Small apartment building

Hello everyone,
I just got a call to inspect a 10 unit apartment building. Listed as residential. Open to some general input, never done one. Basically just a bunch of little houses, but want to be fair on the price and not get myself into some possible unforseen obsticals (liabilities).
Thanks in advance.
Tim

Don’t know about you but I’d handle it as a commercial inspection, break it down by common stuff and individual residential units. The common stuff would be the utilities and such, residential would be the insides of each unit. Then, use the best guess as to common cost and residential cost; probably use the bedrooms & baths in each as a guideline for pricing. In other words, try to make it a bunch of modules to keep it simple. Pricing would be whatever it came out to be less whatever discount could be justified by doing a bunch of them at once without travel and such… BUT then, if they are occupied, the chance of getting to all at once is rather slim… scheduling with occupied units can be a bear. Good luck with it!

Agree. A 10 unit apartment building is a commercial property. Do not let anyone tell you otherwise.
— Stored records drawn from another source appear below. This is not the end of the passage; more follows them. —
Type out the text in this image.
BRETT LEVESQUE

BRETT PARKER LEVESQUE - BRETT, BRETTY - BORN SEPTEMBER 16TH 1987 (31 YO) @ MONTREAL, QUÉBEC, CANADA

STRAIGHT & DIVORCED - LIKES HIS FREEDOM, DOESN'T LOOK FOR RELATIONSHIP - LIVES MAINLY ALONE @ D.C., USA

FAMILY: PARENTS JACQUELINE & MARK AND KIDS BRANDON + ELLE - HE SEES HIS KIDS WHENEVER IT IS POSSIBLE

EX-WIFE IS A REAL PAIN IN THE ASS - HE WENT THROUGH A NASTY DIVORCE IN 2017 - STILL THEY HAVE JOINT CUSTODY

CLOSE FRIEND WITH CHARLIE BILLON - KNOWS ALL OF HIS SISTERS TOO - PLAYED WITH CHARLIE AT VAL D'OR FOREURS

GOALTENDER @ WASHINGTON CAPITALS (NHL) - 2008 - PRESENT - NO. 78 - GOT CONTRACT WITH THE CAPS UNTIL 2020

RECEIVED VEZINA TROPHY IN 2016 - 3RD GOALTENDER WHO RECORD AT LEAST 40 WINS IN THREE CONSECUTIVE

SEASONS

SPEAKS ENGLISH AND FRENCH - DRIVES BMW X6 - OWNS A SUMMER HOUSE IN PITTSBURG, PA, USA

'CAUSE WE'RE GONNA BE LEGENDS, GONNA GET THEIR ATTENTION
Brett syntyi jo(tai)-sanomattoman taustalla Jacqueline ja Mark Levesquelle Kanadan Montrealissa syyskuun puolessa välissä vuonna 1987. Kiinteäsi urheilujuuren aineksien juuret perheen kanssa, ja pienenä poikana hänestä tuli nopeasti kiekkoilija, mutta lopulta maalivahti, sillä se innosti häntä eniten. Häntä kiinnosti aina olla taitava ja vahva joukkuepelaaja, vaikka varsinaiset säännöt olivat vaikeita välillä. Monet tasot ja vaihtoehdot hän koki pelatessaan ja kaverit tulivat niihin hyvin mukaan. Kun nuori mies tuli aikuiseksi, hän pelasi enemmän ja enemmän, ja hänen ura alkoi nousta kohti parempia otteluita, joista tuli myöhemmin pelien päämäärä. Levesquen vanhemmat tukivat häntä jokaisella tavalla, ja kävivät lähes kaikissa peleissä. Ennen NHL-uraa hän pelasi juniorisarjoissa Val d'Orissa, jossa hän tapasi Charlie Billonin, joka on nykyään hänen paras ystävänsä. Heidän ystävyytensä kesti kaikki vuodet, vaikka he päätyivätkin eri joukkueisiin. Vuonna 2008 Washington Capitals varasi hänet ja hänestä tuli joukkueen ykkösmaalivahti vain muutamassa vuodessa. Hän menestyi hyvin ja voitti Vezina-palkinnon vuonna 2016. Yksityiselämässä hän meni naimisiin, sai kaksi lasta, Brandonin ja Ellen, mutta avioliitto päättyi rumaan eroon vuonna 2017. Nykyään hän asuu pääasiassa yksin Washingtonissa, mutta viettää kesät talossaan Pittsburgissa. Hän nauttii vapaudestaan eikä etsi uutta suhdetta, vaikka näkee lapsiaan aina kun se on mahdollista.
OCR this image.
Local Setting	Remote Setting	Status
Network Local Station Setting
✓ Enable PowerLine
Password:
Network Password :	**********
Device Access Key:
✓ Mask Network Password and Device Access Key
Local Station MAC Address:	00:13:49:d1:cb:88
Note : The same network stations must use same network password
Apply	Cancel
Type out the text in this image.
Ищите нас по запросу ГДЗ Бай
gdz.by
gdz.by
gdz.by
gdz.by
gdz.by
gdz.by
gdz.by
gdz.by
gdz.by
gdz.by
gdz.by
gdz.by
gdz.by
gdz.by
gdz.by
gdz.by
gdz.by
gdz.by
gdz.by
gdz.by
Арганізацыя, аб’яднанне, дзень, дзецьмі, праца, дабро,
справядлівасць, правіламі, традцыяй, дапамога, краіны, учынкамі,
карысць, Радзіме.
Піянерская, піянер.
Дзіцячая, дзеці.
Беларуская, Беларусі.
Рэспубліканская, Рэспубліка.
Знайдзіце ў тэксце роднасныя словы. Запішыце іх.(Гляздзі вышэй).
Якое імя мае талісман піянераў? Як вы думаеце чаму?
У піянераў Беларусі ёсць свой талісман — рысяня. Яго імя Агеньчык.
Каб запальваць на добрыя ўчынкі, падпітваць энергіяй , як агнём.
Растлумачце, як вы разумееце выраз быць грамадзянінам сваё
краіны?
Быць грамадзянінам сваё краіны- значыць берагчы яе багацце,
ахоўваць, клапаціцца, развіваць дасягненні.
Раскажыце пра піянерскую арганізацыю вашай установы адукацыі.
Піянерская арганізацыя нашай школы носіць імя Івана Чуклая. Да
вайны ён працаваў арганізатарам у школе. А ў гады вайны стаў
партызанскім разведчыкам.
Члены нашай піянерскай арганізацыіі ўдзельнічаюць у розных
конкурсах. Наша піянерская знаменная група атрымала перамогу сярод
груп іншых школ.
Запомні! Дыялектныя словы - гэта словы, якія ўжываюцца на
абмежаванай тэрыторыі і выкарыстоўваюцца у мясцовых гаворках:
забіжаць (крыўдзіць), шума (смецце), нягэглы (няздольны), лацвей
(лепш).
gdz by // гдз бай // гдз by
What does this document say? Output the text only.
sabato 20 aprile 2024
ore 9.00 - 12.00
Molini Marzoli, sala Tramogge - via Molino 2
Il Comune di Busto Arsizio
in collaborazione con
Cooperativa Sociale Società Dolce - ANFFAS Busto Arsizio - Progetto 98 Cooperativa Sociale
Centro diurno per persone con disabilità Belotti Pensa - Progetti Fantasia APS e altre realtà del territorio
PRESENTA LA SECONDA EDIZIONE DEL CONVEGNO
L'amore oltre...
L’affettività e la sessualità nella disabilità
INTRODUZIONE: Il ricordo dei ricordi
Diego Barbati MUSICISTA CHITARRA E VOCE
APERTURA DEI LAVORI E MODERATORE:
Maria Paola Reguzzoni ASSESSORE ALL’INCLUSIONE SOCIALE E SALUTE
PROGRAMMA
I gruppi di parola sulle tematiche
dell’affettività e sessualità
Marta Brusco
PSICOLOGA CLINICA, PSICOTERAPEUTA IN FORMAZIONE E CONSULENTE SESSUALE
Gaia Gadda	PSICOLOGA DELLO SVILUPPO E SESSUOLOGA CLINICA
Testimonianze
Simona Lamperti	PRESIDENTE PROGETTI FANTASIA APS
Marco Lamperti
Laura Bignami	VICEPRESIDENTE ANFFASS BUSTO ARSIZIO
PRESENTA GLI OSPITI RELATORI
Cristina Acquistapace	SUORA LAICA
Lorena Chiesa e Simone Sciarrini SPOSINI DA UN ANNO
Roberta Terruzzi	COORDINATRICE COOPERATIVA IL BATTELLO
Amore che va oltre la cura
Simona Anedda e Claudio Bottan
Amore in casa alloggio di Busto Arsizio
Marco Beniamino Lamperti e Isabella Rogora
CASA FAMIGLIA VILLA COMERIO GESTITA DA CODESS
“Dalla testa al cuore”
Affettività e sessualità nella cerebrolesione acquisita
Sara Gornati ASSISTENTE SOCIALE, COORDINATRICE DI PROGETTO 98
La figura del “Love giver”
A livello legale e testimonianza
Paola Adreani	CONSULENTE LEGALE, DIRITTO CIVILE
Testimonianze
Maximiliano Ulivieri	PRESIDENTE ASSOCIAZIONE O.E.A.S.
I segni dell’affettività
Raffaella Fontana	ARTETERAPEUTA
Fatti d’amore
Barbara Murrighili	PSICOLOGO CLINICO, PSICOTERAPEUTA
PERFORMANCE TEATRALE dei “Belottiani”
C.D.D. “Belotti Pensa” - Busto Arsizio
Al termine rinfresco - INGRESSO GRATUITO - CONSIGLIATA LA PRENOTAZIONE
It is a ploy used to secure better downpayment terms (commercial = 30% down) and cheaper inspections, etc. No lender will fall for it though. They are only fooling themselves. Charge accordingly.

You may want to charge $500 for structure and main components like the heating system, electrical, plumbing etc. Then charge $50 to $75 per unit. I did a 14 unit apt back in Jan and billed $1200. From start (drive there) to finish (completed report) it took me 14 hours = $85 per hour gross, not bad.